The U.S. Air Force might not be able to meet wartime surge demands if Congress blocks proposed cuts to the National Guard beginning in 2013, the service’s top general said.
The Senate Armed Services Committee has recommended freezing most cuts to the Air National Guard in 2013 and has called for creation of a national commission to make recommendations regarding Air Force structure.
House lawmakers have also rejected many Air Force-proposed budget cuts in the Pentagon’s 2013 budget request.
The Air Force has proposed cutting 5,100 Guard, 900 Reserve and 3,900 active-duty personnel to meet billions of dollars in spending reductions directed by the Budget Control Act of 2011. Gen. Norton Schwartz, the Air Force chief of staff, said balancing the cuts was the “most difficult task” during the budget process.
Since the release of the Pentagon budget proposal in February, lawmakers have criticized the Air Force’s plan. At the same time, top DoD officials have said that approving the budget, as proposed, is critical to meeting a new military strategy announced in January.
Speaking at an Air Force Association-sponsored breakfast on June 11, Schwartz said the cuts to the reserve component save the Air Force money in the long run.

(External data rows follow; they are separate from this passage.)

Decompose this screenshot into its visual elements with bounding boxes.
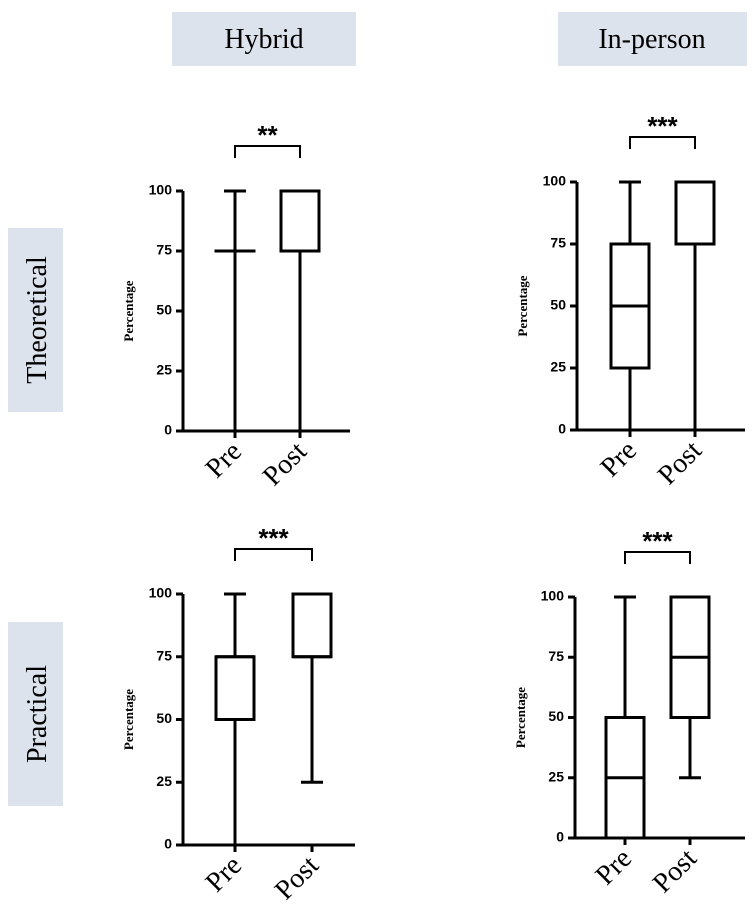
y-tick-label: 100 [149,585,173,601]
y-tick-label: 0 [556,829,564,845]
y-tick-label: 100 [543,173,567,189]
box [214,655,256,721]
y-tick-label: 75 [156,242,172,258]
significance-bracket [629,136,696,149]
header-box [8,228,63,412]
y-tick-label: 75 [550,235,566,251]
significance-bracket [624,551,691,564]
y-tick-label: 100 [541,588,565,604]
y-axis-label: Percentage [515,275,530,336]
header-box [172,12,356,66]
column-header: In-person [598,24,705,55]
y-tick-label: 25 [156,773,172,789]
significance-label: *** [647,111,678,141]
significance-bracket [234,145,301,158]
y-tick-label: 0 [164,836,172,852]
y-tick-label: 50 [550,297,566,313]
y-tick-label: 50 [548,708,564,724]
x-tick-label: Post [257,436,313,492]
x-tick-label: Pre [200,436,248,484]
y-tick-label: 0 [558,421,566,437]
box [291,592,333,659]
x-tick-label: Pre [590,843,638,891]
row-header: Practical [22,665,53,763]
box [279,189,321,253]
box [674,180,716,246]
y-tick-label: 0 [164,422,172,438]
x-tick-label: Post [647,843,703,899]
row-header: Theoretical [22,256,53,384]
y-tick-label: 25 [156,362,172,378]
y-tick-label: 25 [548,768,564,784]
y-tick-label: 75 [548,648,564,664]
significance-label: ** [257,120,278,150]
header-box [8,622,63,806]
x-tick-label: Post [269,850,325,906]
significance-bracket [234,548,313,561]
header-box [558,12,747,66]
y-axis-label: Percentage [121,689,136,750]
x-tick-label: Pre [200,850,248,898]
x-tick-label: Pre [595,435,643,483]
y-tick-label: 50 [156,710,172,726]
y-tick-label: 50 [156,302,172,318]
y-tick-label: 100 [149,182,173,198]
x-tick-label: Post [652,435,708,491]
significance-label: *** [258,523,289,553]
y-tick-label: 75 [156,647,172,663]
significance-label: *** [642,526,673,556]
y-tick-label: 25 [550,359,566,375]
y-axis-label: Percentage [513,687,528,748]
column-header: Hybrid [224,24,303,55]
y-axis-label: Percentage [121,280,136,341]
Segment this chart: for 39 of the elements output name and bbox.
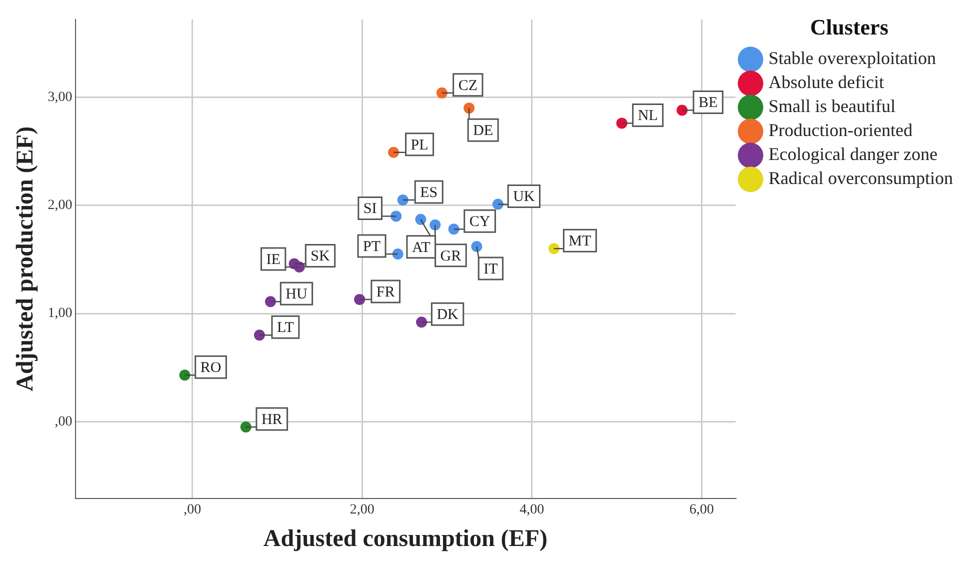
annotation: HU: [286, 286, 308, 303]
annotation: IT: [484, 261, 498, 278]
annotation: HR: [261, 412, 282, 428]
annotation: UK: [513, 189, 535, 206]
annotation: IE: [266, 252, 280, 268]
annotation: SI: [363, 201, 377, 218]
annotation: PL: [410, 137, 428, 154]
x-tick-label: ,00: [184, 502, 202, 518]
legend-title: Clusters: [810, 14, 889, 40]
annotation: DE: [473, 123, 494, 139]
annotation: LT: [276, 320, 294, 336]
x-tick-label: 6,00: [689, 502, 714, 518]
legend-label: Ecological danger zone: [768, 144, 938, 164]
annotation: SK: [310, 248, 330, 265]
y-tick-label: 1,00: [48, 306, 72, 322]
annotation: AT: [412, 240, 430, 256]
y-tick-label: 3,00: [48, 90, 72, 105]
x-axis-title: Adjusted consumption (EF): [263, 526, 548, 552]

“Our reserve component affords us the oft-referenced cost savings when Guard and Reserve airmen are deployed at lower rates than their active-duty counterparts,” he said. “Therefore, the failure to decelerate the pace of cuts to the active component put at risk our collective ability to conduct future surges, to operate through the surge successfully and then to fulfill post-surge, steady-state rotational requirements, all of which the nation will continue to demand of its Air Force.”